Her face is singularly simple, and His
Seems unaware of the inscription written
Across the scroll His hands unfold to us,
Words spoken to Moses from the burning bush:
“Ego sum Qui sum.” And “Venite ad Me.”
Jerome himself once said that to profess
Truly the triune mystery is to admit
We cannot comprehend it, nor does the mother,
It seems, nor Child. And yet we know the Child,

When grown to manhood, claimed again God’s name—
“Before Abraham was I am”—baffling
Our simple minds, which try by threads and pieces
To clarify our faith, envying the ease
With which these angel choristers, with lute,
Psaltery, portative organ, and vielle,
Rejoice with their insouciant hymns of praise,
Each note a part of one felt harmony
That we would join in did we know the tune.
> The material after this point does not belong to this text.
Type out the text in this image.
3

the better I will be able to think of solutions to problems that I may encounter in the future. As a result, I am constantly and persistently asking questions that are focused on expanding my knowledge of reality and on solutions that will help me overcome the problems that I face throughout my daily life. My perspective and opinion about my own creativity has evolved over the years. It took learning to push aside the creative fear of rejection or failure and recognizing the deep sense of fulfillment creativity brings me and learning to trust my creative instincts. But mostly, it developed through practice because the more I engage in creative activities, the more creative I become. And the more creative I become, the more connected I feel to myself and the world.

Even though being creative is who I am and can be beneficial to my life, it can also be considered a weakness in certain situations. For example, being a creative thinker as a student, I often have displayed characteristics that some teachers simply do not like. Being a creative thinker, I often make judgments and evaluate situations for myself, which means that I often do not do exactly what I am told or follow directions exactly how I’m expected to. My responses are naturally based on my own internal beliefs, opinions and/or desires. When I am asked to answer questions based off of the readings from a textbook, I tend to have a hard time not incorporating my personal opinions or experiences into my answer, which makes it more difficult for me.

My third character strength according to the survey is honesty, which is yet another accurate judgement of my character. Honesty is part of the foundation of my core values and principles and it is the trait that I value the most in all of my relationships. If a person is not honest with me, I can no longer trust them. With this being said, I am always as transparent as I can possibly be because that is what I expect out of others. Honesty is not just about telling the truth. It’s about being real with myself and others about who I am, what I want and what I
Yet from the pinnacle the Father and Dove
Look down, gifting with will and love the viewer,
And John, the grateful forerunner, declares:
“He Who comes after me was before me,” thus
Affirming the eternal presence of the Son,
Whose timeless interaction with our time,
Can lift us undeservedly above
Time and our losses, when we rise to it.
Only His grace enables us to try,
And her simplicity is how we have to see.